As one would expect, much of this book is devoted to Vietnam, including the French imperialist involvement there followed by our nation’s war against North Vietnam. However wrong or right such involvement may have been, the writers in this collection ignore the atrocities that “Uncle Ho” perpetrated in the name of “land reform,” as well as the butchering of French missionaries, Vietnamese Catholics, and others by his Marxist cadres. Also unacknowledged by these advocates of peace and justice are the murders and genocides of successfully dreadful Marxist states, including the Soviet Union, China, and North Korea.

Yet, we are told, it is the U.S. with its “empire and exploitation” that is the cause of geopolitical disruption. For example, under “the American empire” of President George W. Bush there are “more than 20 million people who die per year due to structurally induced starvation,” and there are billions more who are “forced” to live on less than $2 per day. Structural is a word that appears often in these essays as it applies to the “inequities” that capitalism breeds. The opinions of the influential John Rawls are referenced here, since he has acutely described all the inequitable kinks caused by capitalism and, indeed, all the inequities in life itself.

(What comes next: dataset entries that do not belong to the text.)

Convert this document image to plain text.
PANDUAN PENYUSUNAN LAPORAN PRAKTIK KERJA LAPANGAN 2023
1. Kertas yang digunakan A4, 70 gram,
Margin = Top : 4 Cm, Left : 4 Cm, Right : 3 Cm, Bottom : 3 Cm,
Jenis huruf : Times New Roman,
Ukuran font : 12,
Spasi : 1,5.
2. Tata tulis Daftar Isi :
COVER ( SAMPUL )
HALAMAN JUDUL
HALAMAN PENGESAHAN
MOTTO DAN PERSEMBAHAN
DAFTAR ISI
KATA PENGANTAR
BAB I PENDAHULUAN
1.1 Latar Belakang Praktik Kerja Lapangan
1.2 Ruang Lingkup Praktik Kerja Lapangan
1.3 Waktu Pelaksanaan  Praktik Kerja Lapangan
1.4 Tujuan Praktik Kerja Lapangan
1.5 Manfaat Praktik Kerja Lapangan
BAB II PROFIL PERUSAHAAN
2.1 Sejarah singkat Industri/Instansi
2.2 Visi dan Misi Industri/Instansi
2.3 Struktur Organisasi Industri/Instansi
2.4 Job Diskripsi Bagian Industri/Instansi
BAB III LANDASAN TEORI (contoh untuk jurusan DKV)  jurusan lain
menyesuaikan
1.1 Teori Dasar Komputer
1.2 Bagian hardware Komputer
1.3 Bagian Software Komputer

But, according to one of the zealots in this book, even the perfectionist Rawls is found wanting because he disavowed civil disobedience as a pathway to imposing a “just society.” The über-egalitarian Rawls is written off because he makes a “monumental concession to the presumptive legitimacy of existing institutions in bourgeois, capitalist society.”

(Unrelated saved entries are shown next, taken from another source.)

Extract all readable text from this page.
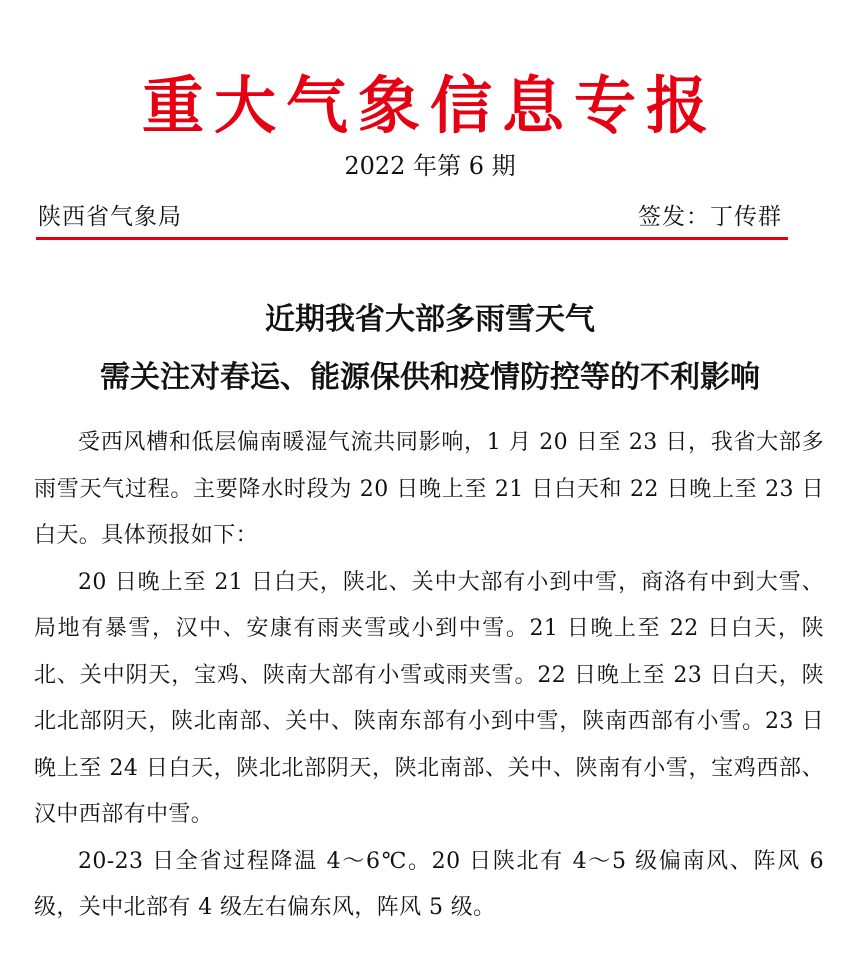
重大气象信息专报
2022 年第 6 期
陕西省气象局	签发：丁传群
近期我省大部多雨雪天气
需关注对春运、能源保供和疫情防控等的不利影响

受西风槽和低层偏南暖湿气流共同影响，1 月 20 日至 23 日，我省大部多雨雪天气过程。主要降水时段为 20 日晚上至 21 日白天和 22 日晚上至 23 日白天。具体预报如下：

20 日晚上至 21 日白天，陕北、关中大部有小到中雪，商洛有中到大雪、局地有暴雪，汉中、安康有雨夹雪或小到中雪。21 日晚上至 22 日白天，陕北、关中阴天，宝鸡、陕南大部有小雪或雨夹雪。22 日晚上至 23 日白天，陕北北部阴天，陕北南部、关中、陕南东部有小到中雪，陕南西部有小雪。23 日晚上至 24 日白天，陕北北部阴天，陕北南部、关中、陕南有小雪，宝鸡西部、汉中西部有中雪。

20-23 日全省过程降温 4～6℃。20 日陕北有 4～5 级偏南风、阵风 6 级，关中北部有 4 级左右偏东风，阵风 5 级。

Insider cant like this appears throughout the book. Some of it is nearly inscrutable: “I argue, for example, for a legitimate, necessary, contemplative openness to the mystery of the natural, human, mar­ginalized, ontological, and religious other, but also that the contemplative articulation has to be complemented by a critique of the socio-economic system that tends to do in that otherness, exploit it, mar­ginalize it, deny it, kill it.” Such rhetorical camouflage reminds one of what philosopher Romano Guardini, who knew Nazism and communism intimately, wrote: “Too often ‘justice’ is used as a mask for quite different things.”

A species of Catholic social-justice teaching is also discussed in these pages, though it is used as a hammer to bash the imperfections of the U.S. Never is Catholic teaching used as a gauge to measure the success of the U.S. in meeting people’s needs, as opposed to the gross inequities in most countries of the world, where individuals’ lives are stunted by class, economic, and tribal divisions. Thus the word fascist is predictably used to describe America. The writers seem unaware that fascism is actually a kissing cousin to Marxism, both being top-down, totalitarian attempts at leveling out society and creating “the new man.” The concept that Marxism and fascism are opposites was ably exploited by Stalin in order to stigmatize his opponents and justify his “liquidation” of millions of people.

This mistaken positioning of fascism and Marxism as opposites represents the disabling weakness of the essays in this book — these writers are like people who arrive in the middle of a movie and attempt to choose the good guys and bad guys. Then, as leftists are wont to do, they demand that the “inequities” that they see be leveled out, albeit according to their cultish standards. This is what the Catholic left means by being “prophetic”: permitting feelings to overrule reason, history, and experience. But this is the religion of Rousseau cum Oprah, not the religion of Jesus Christ.